Claudia volvió a bajar el rostro, estrechándolo contra el cojín del sofá. Andrés tenía motivos para que hablara más bajo, pues alguien estaba en la planta de arriba. De nuevo, con el silencio, comenzó a recordar su despertar sexual por Lidia: era un día caluroso de verano y Claudia se presentó en aquel chalet para disfrutar de la piscina de su padre junto a su amiga Lidia. Andrés quedó prendado con su larga melena pelirroja, que le llegaba hasta la cintura. Siempre había sentido cierto fetichismo hacia las pelirrojas y pese a que antes de casarse con su mujer estuvo con varias chicas, las pelirrojas no se encontraban en el repertorio. Además, aquella sonrisa y esos ojos azules terminaron por cautivarlo.
Hubo una breve presentación y ambas chicas fueron al cuarto a cambiarse para el baño. Él se encontraba redactando un artículo para su blog, por lo que se añadiría a la piscina más tarde.
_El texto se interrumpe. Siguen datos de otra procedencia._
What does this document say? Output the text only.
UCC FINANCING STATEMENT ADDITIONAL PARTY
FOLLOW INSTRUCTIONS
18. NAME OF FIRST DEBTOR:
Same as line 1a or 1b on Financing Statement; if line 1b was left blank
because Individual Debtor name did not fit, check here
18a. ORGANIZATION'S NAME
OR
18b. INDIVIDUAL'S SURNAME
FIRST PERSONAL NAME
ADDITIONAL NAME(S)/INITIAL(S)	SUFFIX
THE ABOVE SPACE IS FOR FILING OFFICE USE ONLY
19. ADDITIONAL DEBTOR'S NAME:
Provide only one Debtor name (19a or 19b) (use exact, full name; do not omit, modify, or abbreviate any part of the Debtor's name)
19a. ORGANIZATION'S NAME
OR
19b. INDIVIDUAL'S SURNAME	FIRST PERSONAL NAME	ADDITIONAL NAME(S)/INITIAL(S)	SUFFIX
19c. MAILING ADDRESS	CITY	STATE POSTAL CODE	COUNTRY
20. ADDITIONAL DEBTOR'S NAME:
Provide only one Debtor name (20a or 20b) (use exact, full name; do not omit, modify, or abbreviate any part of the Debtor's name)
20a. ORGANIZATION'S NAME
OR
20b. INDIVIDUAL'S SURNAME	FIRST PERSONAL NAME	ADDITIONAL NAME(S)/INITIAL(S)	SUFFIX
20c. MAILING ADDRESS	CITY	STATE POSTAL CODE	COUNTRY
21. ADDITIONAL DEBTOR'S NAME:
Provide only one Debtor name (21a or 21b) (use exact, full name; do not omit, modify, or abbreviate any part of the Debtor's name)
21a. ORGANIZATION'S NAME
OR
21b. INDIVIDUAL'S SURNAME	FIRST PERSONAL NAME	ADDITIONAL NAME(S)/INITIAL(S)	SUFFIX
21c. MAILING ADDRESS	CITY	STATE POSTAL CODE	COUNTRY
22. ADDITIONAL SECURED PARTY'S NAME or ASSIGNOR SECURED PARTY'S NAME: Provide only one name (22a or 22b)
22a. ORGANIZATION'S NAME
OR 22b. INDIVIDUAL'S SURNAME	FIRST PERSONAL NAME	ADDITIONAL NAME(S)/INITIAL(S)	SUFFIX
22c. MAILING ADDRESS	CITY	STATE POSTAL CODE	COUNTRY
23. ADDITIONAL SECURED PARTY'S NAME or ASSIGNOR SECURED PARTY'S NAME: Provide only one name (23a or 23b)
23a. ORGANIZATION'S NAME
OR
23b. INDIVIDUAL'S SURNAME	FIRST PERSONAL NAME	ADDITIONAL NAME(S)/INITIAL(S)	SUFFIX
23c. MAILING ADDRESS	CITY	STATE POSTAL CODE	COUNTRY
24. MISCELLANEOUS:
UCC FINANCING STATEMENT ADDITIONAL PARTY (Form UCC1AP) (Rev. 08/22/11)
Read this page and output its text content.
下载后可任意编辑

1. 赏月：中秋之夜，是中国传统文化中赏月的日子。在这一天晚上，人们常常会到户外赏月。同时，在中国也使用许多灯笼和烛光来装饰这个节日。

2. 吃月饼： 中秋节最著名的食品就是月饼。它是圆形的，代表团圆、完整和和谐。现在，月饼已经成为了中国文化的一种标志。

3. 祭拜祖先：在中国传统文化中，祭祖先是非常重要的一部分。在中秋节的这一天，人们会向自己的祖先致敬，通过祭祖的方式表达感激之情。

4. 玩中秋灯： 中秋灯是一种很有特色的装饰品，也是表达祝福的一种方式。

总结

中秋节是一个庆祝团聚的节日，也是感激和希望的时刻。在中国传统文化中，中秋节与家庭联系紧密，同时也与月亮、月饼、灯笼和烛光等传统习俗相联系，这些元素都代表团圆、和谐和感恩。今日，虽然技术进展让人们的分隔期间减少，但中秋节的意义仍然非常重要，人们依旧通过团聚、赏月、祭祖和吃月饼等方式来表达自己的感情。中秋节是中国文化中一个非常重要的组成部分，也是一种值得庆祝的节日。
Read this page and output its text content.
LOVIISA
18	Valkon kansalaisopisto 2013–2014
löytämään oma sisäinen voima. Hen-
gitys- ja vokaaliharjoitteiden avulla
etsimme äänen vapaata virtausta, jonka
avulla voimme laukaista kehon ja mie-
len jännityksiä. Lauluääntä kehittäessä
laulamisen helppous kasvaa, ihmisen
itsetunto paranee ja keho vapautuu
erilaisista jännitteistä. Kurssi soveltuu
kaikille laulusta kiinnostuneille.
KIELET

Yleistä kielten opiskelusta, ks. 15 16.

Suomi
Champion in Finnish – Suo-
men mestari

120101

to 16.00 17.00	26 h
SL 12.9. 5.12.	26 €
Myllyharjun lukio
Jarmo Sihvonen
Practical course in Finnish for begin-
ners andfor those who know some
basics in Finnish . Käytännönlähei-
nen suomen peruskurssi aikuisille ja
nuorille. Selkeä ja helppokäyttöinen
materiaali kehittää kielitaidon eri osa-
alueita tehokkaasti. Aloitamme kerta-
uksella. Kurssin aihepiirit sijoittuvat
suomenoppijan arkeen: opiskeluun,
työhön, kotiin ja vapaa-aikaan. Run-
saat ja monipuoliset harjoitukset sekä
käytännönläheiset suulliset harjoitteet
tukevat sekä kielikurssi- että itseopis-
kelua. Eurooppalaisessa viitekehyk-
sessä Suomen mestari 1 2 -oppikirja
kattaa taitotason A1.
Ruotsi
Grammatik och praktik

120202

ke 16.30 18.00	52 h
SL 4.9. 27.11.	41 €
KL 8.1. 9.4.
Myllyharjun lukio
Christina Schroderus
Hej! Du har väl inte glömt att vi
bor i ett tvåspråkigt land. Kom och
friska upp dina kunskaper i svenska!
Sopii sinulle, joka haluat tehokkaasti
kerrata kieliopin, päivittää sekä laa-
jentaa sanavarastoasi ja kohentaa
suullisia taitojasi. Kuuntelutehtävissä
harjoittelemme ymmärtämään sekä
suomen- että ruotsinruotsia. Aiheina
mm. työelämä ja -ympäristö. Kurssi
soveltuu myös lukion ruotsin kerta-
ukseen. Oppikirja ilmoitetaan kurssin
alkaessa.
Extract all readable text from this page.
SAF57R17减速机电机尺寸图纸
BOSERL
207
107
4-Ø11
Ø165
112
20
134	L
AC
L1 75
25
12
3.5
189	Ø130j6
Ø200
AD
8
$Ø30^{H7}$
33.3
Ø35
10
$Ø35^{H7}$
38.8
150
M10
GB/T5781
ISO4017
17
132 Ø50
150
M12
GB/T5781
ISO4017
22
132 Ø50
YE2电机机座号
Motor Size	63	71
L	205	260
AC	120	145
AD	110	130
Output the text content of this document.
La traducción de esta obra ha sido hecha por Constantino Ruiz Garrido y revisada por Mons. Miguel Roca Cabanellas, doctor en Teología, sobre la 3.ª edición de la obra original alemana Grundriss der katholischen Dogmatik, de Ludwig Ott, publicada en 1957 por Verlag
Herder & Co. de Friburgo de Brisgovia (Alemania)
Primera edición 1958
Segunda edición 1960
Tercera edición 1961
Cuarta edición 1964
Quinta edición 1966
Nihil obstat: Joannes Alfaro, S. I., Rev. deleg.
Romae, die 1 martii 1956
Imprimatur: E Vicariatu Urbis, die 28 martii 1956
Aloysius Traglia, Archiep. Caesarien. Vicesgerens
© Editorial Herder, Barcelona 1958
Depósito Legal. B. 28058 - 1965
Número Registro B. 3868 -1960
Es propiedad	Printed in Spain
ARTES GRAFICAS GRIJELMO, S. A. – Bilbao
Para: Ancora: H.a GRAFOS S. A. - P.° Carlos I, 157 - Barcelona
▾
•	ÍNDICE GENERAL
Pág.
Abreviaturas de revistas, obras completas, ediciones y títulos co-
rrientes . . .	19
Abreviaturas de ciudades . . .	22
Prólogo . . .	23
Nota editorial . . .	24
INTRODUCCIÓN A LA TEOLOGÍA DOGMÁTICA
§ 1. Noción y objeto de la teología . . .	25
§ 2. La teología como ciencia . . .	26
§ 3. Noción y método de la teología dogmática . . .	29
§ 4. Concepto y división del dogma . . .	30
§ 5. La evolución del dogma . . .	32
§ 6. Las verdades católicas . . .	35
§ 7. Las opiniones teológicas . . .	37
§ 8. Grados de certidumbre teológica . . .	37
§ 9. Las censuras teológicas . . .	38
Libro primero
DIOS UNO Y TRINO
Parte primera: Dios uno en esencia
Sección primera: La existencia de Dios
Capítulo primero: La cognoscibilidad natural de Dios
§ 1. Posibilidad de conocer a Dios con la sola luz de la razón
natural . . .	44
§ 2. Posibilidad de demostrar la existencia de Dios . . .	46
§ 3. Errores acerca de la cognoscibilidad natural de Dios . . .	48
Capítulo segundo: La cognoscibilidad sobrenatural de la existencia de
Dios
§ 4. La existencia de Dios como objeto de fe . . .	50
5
Pasados unos minutos, ambas chicas bajaron por la escalera y medio desnudas, con unos bikinis que apenas tapaban sus traseros, corrieron hacia el exterior. Ver a dos chicas jóvenes de buen ver corriendo en bolas por la casa terminó por empalmar a Andrés. “Tened cuidado, chicas, no os hagáis daño”, les dijo. De pronto oyó el agua tras impactar sus cuerpos sobre ella.
Andrés decidió dejar para después el artículo de su blog y subió a cambiarse. Pero mientras andaba por el pasillo vio la puerta de la habitación de su hija abierta. No lo pudo resistir y entró. Allí vio el short y la braguita que se había quitado Lidia para irse a bañar. Se sentó sobre el colchón y, tras titubear, se la puso junto a la nariz y aspiró el olor. Aquel olor a coñito despertó a la bestia que llevaba dentro y su polla se puso como una piedra. Andrés necesitaba aliviarse y usó aquella prenda usada por la pequeña ninfa pelirroja para machacársela como un poseso. “¿Cómo estará desnuda?”, se preguntó, “¿tendrá rojos los pelitos de abajo”? Y nuestro amigo acabó corriéndose sobre el suelo de la habitación de su hija. Recobró el aliento, limpió con una fregona aquel estropicio y se puso el bañador. “Fue sólo un arrebato, ya estoy bien”, se decía a sí mismo.